"A vontade de escrever esse artigo vem de presenciar as dúvidas cotidianas dos professores de Educação Infantil, com os quais tenho trabalhado, sobre as atividades artísticas na escola, seu papel, seus encaminhamentos, sua pertinência. Todas elas estão quase sempre ligadas ao que “pode e não pode”, ao que “deve e não deve” ser feito, dentro de uma proposta que prioriza a construção do conhecimento na criança. Sim, porque se essa não for a proposta da escola tudo fica bem mais facilitado. As prateleiras das livrarias e bibliotecas estão cheias de livros com receitas de atividades absolutamente descompromissadas com um pensamento artístico-educacional construtivista.
Muito já foi dito sobre a possibilidade de as manifestações artísticas iniciadas nos primeiros anos de vida serem significativas na formação de indivíduos socialmente adaptados e felizes. Porém, que tipos de manifestações o professor pode promover que tenham um efetivo papel nessa formação? Colorir “dentro” de desenhos prontos - feitos pelos próprios professores ou retirados de livros e revistas - colar algodão ou macarrão em folhas de papel colorido, carimbar as mãozinhas em cartolinas para fabricar cartões para os pais?
Não há receitas de como promover atividades significativas. É a formação e sensibilidade do professor que está na base de todas as questões, uma formação que ultrapassa o universo dos livros e das palestras e invade as esferas sociais e familiares.
Não estou aqui sugerindo que as escolas neguem-se a comemorações de qualquer espécie e passem a fazer panfletagem contra a sociedade de consumo. Apenas acredito que o desenvolvimento de um olhar crítico sobre as datas comemorativas, por exemplo, possa ser de grande valia na constituição do pensamento e das ações dessas crianças que hoje são incitadas a comer, cantar e produzir coelhos apenas porque o ato de comprar e revender mercadorias tem um poder tão absoluto em nosso meio social.

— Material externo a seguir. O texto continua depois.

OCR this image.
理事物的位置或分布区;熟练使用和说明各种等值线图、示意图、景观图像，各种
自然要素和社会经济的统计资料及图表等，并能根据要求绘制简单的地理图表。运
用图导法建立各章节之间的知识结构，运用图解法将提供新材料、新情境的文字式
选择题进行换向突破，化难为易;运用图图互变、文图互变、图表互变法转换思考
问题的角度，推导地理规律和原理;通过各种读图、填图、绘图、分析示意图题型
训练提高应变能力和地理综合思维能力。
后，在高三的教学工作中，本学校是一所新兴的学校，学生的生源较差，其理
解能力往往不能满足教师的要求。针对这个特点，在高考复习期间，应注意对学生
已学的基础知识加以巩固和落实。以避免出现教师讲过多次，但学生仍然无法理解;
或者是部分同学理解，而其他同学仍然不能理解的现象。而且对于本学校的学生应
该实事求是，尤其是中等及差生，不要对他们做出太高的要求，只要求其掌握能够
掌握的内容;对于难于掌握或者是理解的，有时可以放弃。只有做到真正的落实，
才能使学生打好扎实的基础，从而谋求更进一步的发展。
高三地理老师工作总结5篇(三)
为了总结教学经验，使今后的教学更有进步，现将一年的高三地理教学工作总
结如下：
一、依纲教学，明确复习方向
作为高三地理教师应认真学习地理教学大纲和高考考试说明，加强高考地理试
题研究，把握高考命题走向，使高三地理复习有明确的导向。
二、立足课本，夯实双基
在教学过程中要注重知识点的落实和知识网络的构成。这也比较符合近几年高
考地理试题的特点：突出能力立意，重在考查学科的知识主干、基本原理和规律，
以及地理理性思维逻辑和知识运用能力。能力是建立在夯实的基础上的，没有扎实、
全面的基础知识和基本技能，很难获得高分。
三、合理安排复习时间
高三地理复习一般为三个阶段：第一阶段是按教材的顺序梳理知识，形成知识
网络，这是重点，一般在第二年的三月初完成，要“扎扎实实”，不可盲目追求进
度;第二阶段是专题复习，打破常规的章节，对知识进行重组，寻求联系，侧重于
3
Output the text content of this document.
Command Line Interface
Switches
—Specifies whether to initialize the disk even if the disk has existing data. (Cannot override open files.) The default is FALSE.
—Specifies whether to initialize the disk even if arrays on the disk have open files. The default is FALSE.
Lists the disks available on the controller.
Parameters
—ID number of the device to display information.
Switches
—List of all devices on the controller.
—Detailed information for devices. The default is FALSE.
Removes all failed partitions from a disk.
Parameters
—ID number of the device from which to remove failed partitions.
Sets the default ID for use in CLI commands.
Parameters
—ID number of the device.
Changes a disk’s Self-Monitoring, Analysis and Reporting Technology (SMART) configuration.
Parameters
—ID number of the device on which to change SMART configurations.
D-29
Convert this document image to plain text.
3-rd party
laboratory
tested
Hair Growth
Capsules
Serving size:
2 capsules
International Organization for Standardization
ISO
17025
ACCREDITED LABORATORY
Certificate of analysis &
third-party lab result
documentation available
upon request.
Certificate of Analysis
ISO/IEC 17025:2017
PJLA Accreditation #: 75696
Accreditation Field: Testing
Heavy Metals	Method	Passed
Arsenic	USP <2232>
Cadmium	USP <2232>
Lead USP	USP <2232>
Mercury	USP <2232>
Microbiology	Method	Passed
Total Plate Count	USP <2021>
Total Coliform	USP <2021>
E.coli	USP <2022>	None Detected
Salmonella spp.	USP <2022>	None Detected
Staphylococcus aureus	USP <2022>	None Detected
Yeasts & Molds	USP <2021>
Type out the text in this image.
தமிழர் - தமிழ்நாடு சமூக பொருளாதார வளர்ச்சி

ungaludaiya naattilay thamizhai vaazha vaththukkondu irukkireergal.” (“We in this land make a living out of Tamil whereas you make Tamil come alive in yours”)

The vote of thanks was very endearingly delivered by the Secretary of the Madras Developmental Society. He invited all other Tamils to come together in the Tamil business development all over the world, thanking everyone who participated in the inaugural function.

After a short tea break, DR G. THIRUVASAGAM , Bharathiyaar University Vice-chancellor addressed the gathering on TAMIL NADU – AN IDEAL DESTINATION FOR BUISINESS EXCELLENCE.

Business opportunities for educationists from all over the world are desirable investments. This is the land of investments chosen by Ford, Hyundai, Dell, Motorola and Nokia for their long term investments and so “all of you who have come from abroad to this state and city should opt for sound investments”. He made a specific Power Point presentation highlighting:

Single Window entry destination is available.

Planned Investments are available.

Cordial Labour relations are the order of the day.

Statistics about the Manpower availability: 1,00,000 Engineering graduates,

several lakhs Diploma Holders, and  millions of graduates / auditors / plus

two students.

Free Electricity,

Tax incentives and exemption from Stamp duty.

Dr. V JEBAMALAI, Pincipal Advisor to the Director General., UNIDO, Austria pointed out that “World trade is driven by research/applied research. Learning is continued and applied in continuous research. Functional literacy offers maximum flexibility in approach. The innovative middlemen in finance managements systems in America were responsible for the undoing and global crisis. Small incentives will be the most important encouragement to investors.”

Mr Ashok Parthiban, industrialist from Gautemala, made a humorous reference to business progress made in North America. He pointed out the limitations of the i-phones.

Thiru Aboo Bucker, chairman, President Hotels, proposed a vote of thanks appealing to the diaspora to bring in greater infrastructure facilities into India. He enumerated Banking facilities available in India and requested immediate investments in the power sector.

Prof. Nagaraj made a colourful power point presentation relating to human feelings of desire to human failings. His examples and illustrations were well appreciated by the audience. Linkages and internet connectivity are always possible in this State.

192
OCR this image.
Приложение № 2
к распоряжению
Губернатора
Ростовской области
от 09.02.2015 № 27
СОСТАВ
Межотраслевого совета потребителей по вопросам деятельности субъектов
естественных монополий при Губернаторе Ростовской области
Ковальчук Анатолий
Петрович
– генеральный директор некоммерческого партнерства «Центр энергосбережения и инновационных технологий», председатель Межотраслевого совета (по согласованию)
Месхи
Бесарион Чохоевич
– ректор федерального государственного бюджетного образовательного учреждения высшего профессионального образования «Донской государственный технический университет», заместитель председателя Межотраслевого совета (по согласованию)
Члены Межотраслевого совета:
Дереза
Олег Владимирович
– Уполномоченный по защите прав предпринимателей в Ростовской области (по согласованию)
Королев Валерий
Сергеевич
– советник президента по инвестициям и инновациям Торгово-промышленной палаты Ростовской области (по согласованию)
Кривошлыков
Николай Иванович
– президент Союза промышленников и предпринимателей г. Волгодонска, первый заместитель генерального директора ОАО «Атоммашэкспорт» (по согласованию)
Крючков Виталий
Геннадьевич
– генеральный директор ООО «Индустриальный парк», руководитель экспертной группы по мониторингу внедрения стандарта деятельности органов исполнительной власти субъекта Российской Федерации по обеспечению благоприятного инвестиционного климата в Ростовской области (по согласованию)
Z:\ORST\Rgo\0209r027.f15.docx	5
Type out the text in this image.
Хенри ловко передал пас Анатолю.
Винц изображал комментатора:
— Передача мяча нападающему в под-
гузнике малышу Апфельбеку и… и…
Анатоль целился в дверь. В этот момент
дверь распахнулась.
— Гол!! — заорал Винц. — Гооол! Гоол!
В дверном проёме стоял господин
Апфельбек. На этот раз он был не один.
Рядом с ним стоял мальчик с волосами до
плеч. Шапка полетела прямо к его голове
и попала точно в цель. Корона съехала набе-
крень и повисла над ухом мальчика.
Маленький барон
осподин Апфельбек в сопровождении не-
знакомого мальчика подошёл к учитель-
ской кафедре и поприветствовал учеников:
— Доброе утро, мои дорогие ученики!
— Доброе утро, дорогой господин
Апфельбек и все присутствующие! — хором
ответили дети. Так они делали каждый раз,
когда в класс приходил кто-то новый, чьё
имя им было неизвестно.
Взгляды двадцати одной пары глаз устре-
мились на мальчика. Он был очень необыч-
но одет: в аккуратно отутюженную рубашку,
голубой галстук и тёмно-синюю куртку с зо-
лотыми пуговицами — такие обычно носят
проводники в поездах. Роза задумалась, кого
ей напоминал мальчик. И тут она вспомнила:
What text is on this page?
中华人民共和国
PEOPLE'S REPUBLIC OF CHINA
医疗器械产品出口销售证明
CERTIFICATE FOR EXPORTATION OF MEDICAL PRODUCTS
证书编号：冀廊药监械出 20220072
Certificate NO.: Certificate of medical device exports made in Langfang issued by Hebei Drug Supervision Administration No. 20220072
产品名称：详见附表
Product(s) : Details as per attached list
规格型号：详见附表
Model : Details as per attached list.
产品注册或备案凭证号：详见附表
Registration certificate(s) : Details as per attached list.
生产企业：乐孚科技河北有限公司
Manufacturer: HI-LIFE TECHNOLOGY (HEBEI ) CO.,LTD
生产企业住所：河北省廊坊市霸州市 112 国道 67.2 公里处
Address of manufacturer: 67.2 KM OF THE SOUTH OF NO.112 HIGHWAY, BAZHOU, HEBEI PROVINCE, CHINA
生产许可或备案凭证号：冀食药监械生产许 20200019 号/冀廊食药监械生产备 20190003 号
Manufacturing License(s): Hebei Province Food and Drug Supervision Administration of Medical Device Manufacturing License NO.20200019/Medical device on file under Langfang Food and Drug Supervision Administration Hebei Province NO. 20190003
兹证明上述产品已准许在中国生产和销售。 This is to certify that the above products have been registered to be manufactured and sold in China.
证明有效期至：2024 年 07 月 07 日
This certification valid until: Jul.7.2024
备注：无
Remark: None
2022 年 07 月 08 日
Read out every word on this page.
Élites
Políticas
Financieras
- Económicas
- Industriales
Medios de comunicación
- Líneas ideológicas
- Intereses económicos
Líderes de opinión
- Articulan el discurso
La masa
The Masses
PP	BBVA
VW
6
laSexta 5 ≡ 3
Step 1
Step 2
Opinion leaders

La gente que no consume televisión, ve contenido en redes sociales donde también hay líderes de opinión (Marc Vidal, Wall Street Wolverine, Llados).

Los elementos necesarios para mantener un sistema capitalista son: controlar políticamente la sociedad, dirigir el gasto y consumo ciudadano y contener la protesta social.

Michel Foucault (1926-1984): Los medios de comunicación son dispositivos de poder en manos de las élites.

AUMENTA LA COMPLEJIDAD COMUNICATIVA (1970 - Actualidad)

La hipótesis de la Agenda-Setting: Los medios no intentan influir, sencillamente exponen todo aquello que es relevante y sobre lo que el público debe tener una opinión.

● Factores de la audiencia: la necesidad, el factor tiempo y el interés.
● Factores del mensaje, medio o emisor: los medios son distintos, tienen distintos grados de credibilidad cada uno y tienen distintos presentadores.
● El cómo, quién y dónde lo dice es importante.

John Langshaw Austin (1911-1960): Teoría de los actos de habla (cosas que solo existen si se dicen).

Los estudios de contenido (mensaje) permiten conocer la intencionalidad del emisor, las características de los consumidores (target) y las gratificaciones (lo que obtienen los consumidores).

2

As comemorações podem ser feitas, sim, pelas escolas e demais instituições, mas não precisam ser apenas e unicamente reflexos desse consumo exacerbado, que vem se intensificando ano após ano.Nos dias que antecedem a Páscoa, é difícil distinguir se estamos numa escola ou num supermercado. O problema do coelho e dos ovos proliferando-se nas atividades artísticas das crianças é a velha e boa questão: PARA QUÊ?
Se o interesse é promover a união e a confraternização entre os alunos e professores, por exemplo – um dos sentidos da Páscoa é a comunhão coletiva - porque não pensar em fazê-lo buscando outras referências distantes das que o comércio nos dá à exaustão?
Certamente existem diversas maneiras de rompermos com os empobrecidos estereótipos dos quais se revestem as datas comemorativas e fazermos delas um momento significativo para nossas crianças, tão terrivelmente bombardeadas por ideais consumistas. A escola tem papel fundamental nessa construção, porém é preciso aguçar os ouvidos e os olhares, atentar os sentidos todos e cutucar as idéias para que a imaginação dê conta de tarefa tão valorosa.
Podemos pensar na idéia mesma de “comemorar” - trazer à memória, fazer recordar - e criar, por exemplo, um calendário inventado pela classe ou por toda a escola. Que tal comemorar o Dia do Desenho Maluco, o Dia de Contar Histórias, o Dia do Medo, o Dia de Lembrar Sonhos, ou qualquer outra questão que seja significativa para as crianças e/ ou para os professores? Não faz mal nenhum para as crianças se repetirmos na escola as atividades promovidas pelos shoppings centers, mas... Qual o resultado disso? Essas atividades colaboram de que maneira na construção de seu mundo cognitivo e emocional?
Costumo dizer que as crianças pequenas estão apenas "engolindo" o mundo por todos os poros e buracos que podem usar para tal. Essas crianças vão se expressar plasticamente de maneira rica e diferenciada, quanto mais materiais e incentivos tiverem à disposição, mas o que vai haver de diferente no trabalho de cada uma, se todas ganharem um mesmo contorno de coelho para ser colorido? Ou todas pintarem individualmente uma mesma árvore de natal?
Então, uma boa lembrança é sempre perguntarmos o porquê e o como de cada atividade, antes de passá-las aos nossos alunos, pois o grande perigo é nos transformarmos também em simples comerciantes ou mercadores, senão de ovos de chocolate, de idéias."